Extraits de « cosmologie du XXème siècle » par Jacques Merleau-Ponty
Si l’on veut à la manière de Lemaître ou de Gamow que l’histoire de l’univers ait été une suite d’évènements qui ne se renouvellent plus, l’histoire de l’homme en est un épisode qui, par sa durée, n’est pas négligeable et qui par conséquent, a peu de chances de se répéter, même s’il s'est produit à plusieurs exemplaires
Si en revanche l’histoire cosmique n’est qu’une suite indéfinies de générations, il n’y a pas de raison que la séquence qui conduit à l’homme ne se renouvelle pas dans des conditions en gros identiques, infiniment variées dans les détails....
La cosmologie donne encore à l’homme d’autres raisons de se considérer comme un avatar cosmique peu banal, de faire valoir une certaine prétention à l’exceptionnel…La science nous montre mieux maintenant ce que peut être le contraire de l’homme, la matière à sa plus grande distance de l’esprit…
S’il était avéré que la Terre fût la seule planète où la matière se compose comme il convient, il faudrait constater que le monde détruit l’esprit après l’avoir fait naître ou toléré (dans l’hypothèse de fin de notre monde).

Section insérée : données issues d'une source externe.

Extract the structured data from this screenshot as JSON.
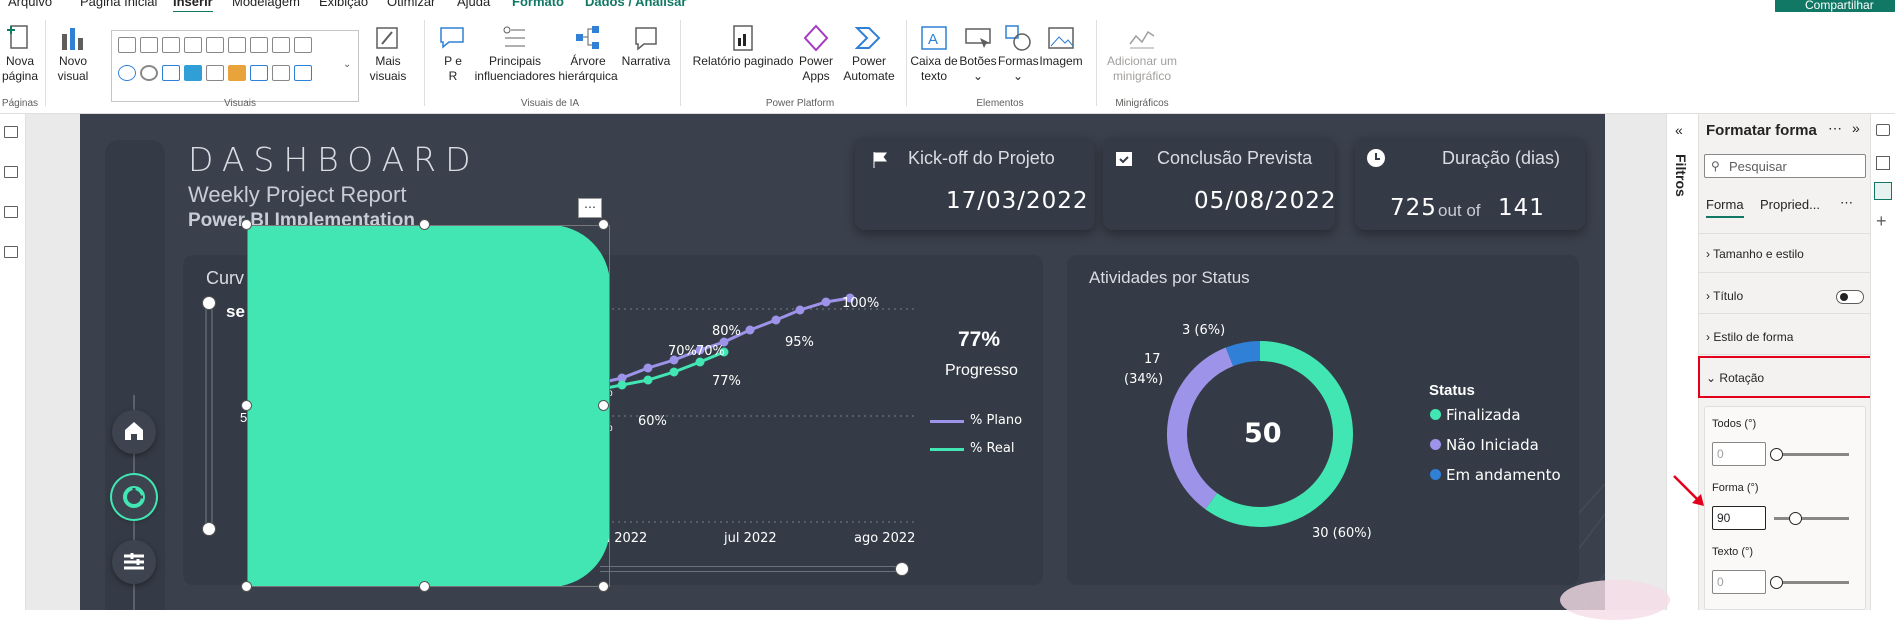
{
  "menu": {
    "tabs": [
      "Arquivo",
      "Página Inicial",
      "Inserir",
      "Modelagem",
      "Exibição",
      "Otimizar",
      "Ajuda",
      "Formato",
      "Dados / Analisar"
    ],
    "share_label": "Compartilhar"
  },
  "ribbon": {
    "new_page": [
      "Nova",
      "página"
    ],
    "new_visual": [
      "Novo",
      "visual"
    ],
    "more_visuals": [
      "Mais",
      "visuais"
    ],
    "qa": [
      "P e",
      "R"
    ],
    "key_influencers": [
      "Principais",
      "influenciadores"
    ],
    "decomp_tree": [
      "Árvore",
      "hierárquica"
    ],
    "narrative": [
      "Narrativa"
    ],
    "paginated": [
      "Relatório paginado"
    ],
    "power_apps": [
      "Power",
      "Apps"
    ],
    "power_automate": [
      "Power",
      "Automate"
    ],
    "textbox": [
      "Caixa de",
      "texto"
    ],
    "buttons": [
      "Botões"
    ],
    "shapes": [
      "Formas"
    ],
    "image": [
      "Imagem"
    ],
    "sparkline": [
      "Adicionar um",
      "minigráfico"
    ],
    "groups": {
      "pages": "Páginas",
      "visuals": "Visuais",
      "ai": "Visuais de IA",
      "platform": "Power Platform",
      "elements": "Elementos",
      "sparklines": "Minigráficos"
    }
  },
  "report": {
    "title": "DASHBOARD",
    "subtitle": "Weekly Project Report",
    "subtitle2": "Power BI Implementation",
    "kpis": [
      {
        "label": "Kick-off do Projeto",
        "value": "17/03/2022",
        "icon": "flag-icon"
      },
      {
        "label": "Conclusão Prevista",
        "value": "05/08/2022",
        "icon": "calendar-check-icon"
      },
      {
        "label": "Duração (dias)",
        "value_a": "725",
        "mid": "out of",
        "value_b": "141",
        "icon": "clock-icon"
      }
    ],
    "curve": {
      "title_partial": "Curv",
      "sub_partial": "se",
      "left_partial": "5",
      "pct_partial1": "%",
      "pct_partial2": "%",
      "progress_value": "77%",
      "progress_label": "Progresso",
      "legend": [
        {
          "name": "% Plano",
          "color": "#9d93e8"
        },
        {
          "name": "% Real",
          "color": "#41e6b3"
        }
      ]
    },
    "status": {
      "title": "Atividades por Status",
      "total": "50",
      "legend_title": "Status",
      "labels": {
        "andamento": "3 (6%)",
        "nao_iniciada_a": "17",
        "nao_iniciada_b": "(34%)",
        "finalizada": "30 (60%)"
      }
    },
    "chart_data": [
      {
        "type": "line",
        "title": "",
        "x": [
          "jun 2022",
          "jul 2022",
          "ago 2022"
        ],
        "series": [
          {
            "name": "% Plano",
            "values": [
              null,
              null,
              null,
              null,
              "70%",
              "70%",
              "80%",
              null,
              "95%",
              "100%"
            ]
          },
          {
            "name": "% Real",
            "values": [
              "60%",
              null,
              null,
              null,
              "77%"
            ]
          }
        ],
        "point_labels": [
          "60%",
          "70%",
          "70%",
          "80%",
          "77%",
          "95%",
          "100%"
        ]
      },
      {
        "type": "pie",
        "title": "Atividades por Status",
        "categories": [
          "Finalizada",
          "Não Iniciada",
          "Em andamento"
        ],
        "values": [
          30,
          17,
          3
        ],
        "colors": [
          "#41e6b3",
          "#9d93e8",
          "#2f80d6"
        ]
      }
    ]
  },
  "filters": {
    "label": "Filtros"
  },
  "format_pane": {
    "title": "Formatar forma",
    "search_placeholder": "Pesquisar",
    "tabs": [
      "Forma",
      "Propried..."
    ],
    "more": "⋯",
    "sections": [
      "Tamanho e estilo",
      "Título",
      "Estilo de forma",
      "Rotação"
    ],
    "rotation": {
      "all_label": "Todos (°)",
      "all_value": "0",
      "shape_label": "Forma (°)",
      "shape_value": "90",
      "text_label": "Texto (°)",
      "text_value": "0"
    }
  }
}
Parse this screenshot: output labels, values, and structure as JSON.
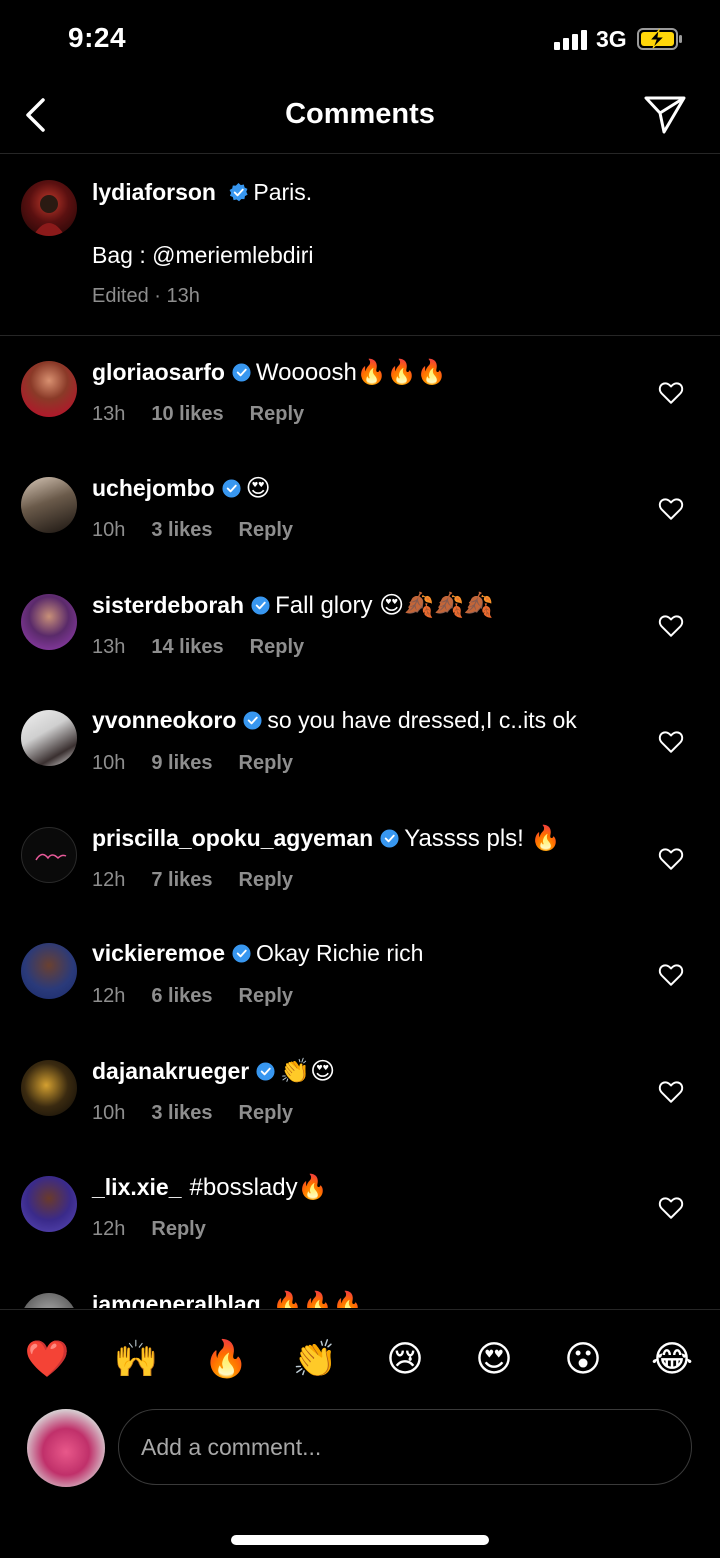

Mais il n’y a aucun moyen d’apporter la preuve de cette unicité et quelques raisons de penser que, le nombre compensant la rareté des conditions favorables, l’esprit est aussi dans l’univers une forme d’existence qui se répète et se renouvelle.
(Gallimard p.455/56)
COMMENTAIRES
La science qui veut échapper à la métaphysique pour n’être que rigueur et équations plonge ses racines dans une conception philosophique déjà établie. En effet, le choix d’une cosmologie historique du type big bang n’est pas sans conséquence sur le statut de l’homme dans l’univers. Une histoire datée, un univers créé, conduit à considérer l’émergence de l’esprit comme exceptionnel ayant peu de chance d’avoir déjà été dans un temps relativement aussi court. A l’unicité de la création d’un cosmos correspond l’unique parution de l’homme, l’histoire vectorisée du big bang ne renouvelant pas. L’homme peut alors se penser glorieusement exceptionnel, élu miraculeusement par Dieu ou la nature, et qu’après sa disparition un silence glacé envahira à nouveau le cosmos.
A l’inverse dans un univers éternel, renouvelant sans cesse ses générations d’étoiles et galaxies, n’ayant jamais débuté ni ne finissant jamais, il dispose de toute son éternité, de toutes les statistiques, pour que la procédure ayant conduit à l’émergence de l’Esprit s’accomplisse à nouveau. Dès lors, la naissance de l’homme n’apparait plus exceptionnelle ni miraculeuse, elle serait même le projet toujours en recherche d’accomplissement comme une des finalités de la nature, le but ultime du mouvement de la matière. Aussi, toujours y a-t-il eu de l’esprit dans la nuit des temps, des formes humanoïdes multiples, toujours il y aura un esprit en quête de sa réalisation dans l’infinité du futur. L’homme n’est plus exceptionnel par son unicité mais par son privilège d’être l’accomplissement final du cosmos.
Comme on le constate la science cosmologique ne saurait se détacher de ses déterminismes philosophiques qui conduisent à donner sens et statut différents à l’homme dans l’univers selon le choix d’un univers historique du type big bang ou éternel selon le modèle des nouveaux principes que nous préconisons.